Policy impacts of ecosystem services knowledge

Abstract

Research about ecosystem services (ES) often aims to generate knowledge that influences policies and institutions for conservation and human development. However, we have limited understanding of how decision-makers use ES knowledge or what factors facilitate use. Here we address this gap and report on, to our knowledge, the first quantitative analysis of the factors and conditions that explain the policy impact of ES knowledge. We analyze a global sample of cases where similar ES knowledge was generated and applied to decision-making. We first test whether attributes of ES knowledge themselves predict different measures of impact on decisions. We find that legitimacy of knowledge is more often associated with impact than either the credibility or salience of the knowledge. We also examine whether predictor variables related to the science-to-policy process and the contextual conditions of a case are significant in predicting impact. Our findings indicate that, although many factors are important, attributes of the knowledge and aspects of the science-to-policy process that enhance legitimacy best explain the impact of ES science on decision-making. Our results are consistent with both theory and previous qualitative assessments in suggesting that the attributes and perceptions of scientific knowledge and process within which knowledge is coproduced are important determinants of whether that knowledge leads to action.
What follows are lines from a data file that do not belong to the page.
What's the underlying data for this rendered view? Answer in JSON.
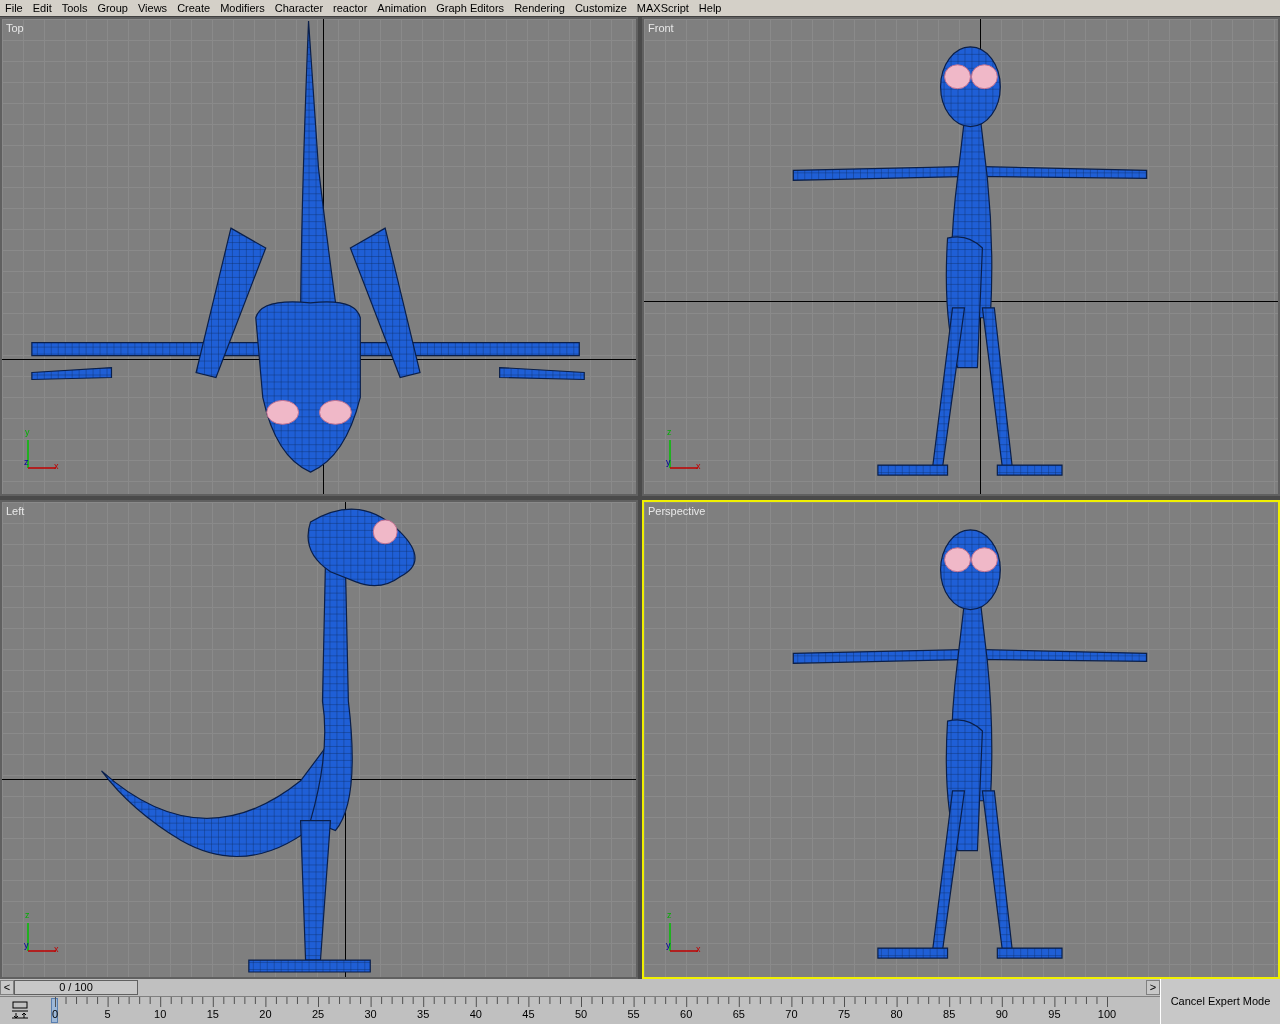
{
  "menu": [
    "File",
    "Edit",
    "Tools",
    "Group",
    "Views",
    "Create",
    "Modifiers",
    "Character",
    "reactor",
    "Animation",
    "Graph Editors",
    "Rendering",
    "Customize",
    "MAXScript",
    "Help"
  ],
  "viewports": [
    {
      "label": "Top",
      "kind": "top",
      "selected": false,
      "axes": [
        {
          "label": "y",
          "kind": "up"
        },
        {
          "label": "z",
          "kind": "origin"
        },
        {
          "label": "x",
          "kind": "right"
        }
      ]
    },
    {
      "label": "Front",
      "kind": "front",
      "selected": false,
      "axes": [
        {
          "label": "z",
          "kind": "up"
        },
        {
          "label": "y",
          "kind": "origin"
        },
        {
          "label": "x",
          "kind": "right"
        }
      ]
    },
    {
      "label": "Left",
      "kind": "left",
      "selected": false,
      "axes": [
        {
          "label": "z",
          "kind": "up"
        },
        {
          "label": "y",
          "kind": "origin"
        },
        {
          "label": "x",
          "kind": "right"
        }
      ]
    },
    {
      "label": "Perspective",
      "kind": "perspective",
      "selected": true,
      "axes": [
        {
          "label": "z",
          "kind": "up"
        },
        {
          "label": "y",
          "kind": "origin"
        },
        {
          "label": "x",
          "kind": "right"
        }
      ]
    }
  ],
  "timeline": {
    "prev": "<",
    "frame": "0 / 100",
    "level": 0,
    "next": ">",
    "ticks": [
      "0",
      "5",
      "10",
      "15",
      "20",
      "25",
      "30",
      "35",
      "40",
      "45",
      "50",
      "55",
      "60",
      "65",
      "70",
      "75",
      "80",
      "85",
      "90",
      "95",
      "100"
    ]
  },
  "cancel_button": "Cancel Expert Mode"
}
Keywords: boundary organizations; conservation; ecosystem services; knowledge systems; science policy interface.

Fig. 1.

Evaluative framework for how ES knowledge leads to impact. Each column represents a pathway to impacting decisions, with deeper impact going down each pathway and from left to right between pathways. Impacts 2, 3, 4a, and 4b were the basis for our measurement of impact in each of the cases. Impact 3 refers to how ES knowledge can be used to build support for considering ES in decisions.

Fig. S1.

PCA biplots. We reduced the dataset by combining the following highly correlated variables. Represent PC, power and representation (correlation coefficient = 0.74); Interactions PC, in-person interactions and electronic interactions (correlation coefficient = 0.72); Inst. Capacity PC, institutional capacity to measure baseline conditions, monitor changes, and implement policies (paired correlation coefficients of 0.70, 0.79, and 0.80). In subsequent analyses, we used PC1 for predictor variables (or the inverse of Interactions PC1, so that increases in the principal component correlated to increases in the underlying variables).

Fig. 2.

Effects of ES knowledge attributes on policy impact. Bars depict mean (±SE) levels of impact based on five-point expert assessment. For each attribute of knowledge (i.e., salience, credibility, and legitimacy), the 15 cases are divided into low, medium, and high categories for comparison, based on survey scores. No SE bar indicates one case in that category. **P < 0.01; *P < 0.05; ⁺P < 0.1.

Fig. 3.

Effects of multiple attributes on decision impact. Points and whiskers represent model average coefficients with 95% confidence intervals. Predictor variables are described in Table S2. The first principal components were used for three groups of highly correlated predictors (Spearman rank correlation coefficients > 0.80). The resulting variables have a “PC” suffix: interactions PC (interactions in person and by phone/email), represent PC (stakeholder representation and decision-making power), and inst. capacity PC (institutional capacities to measure baseline ES and human activities, monitor changes to ES and human activities, and implement policy).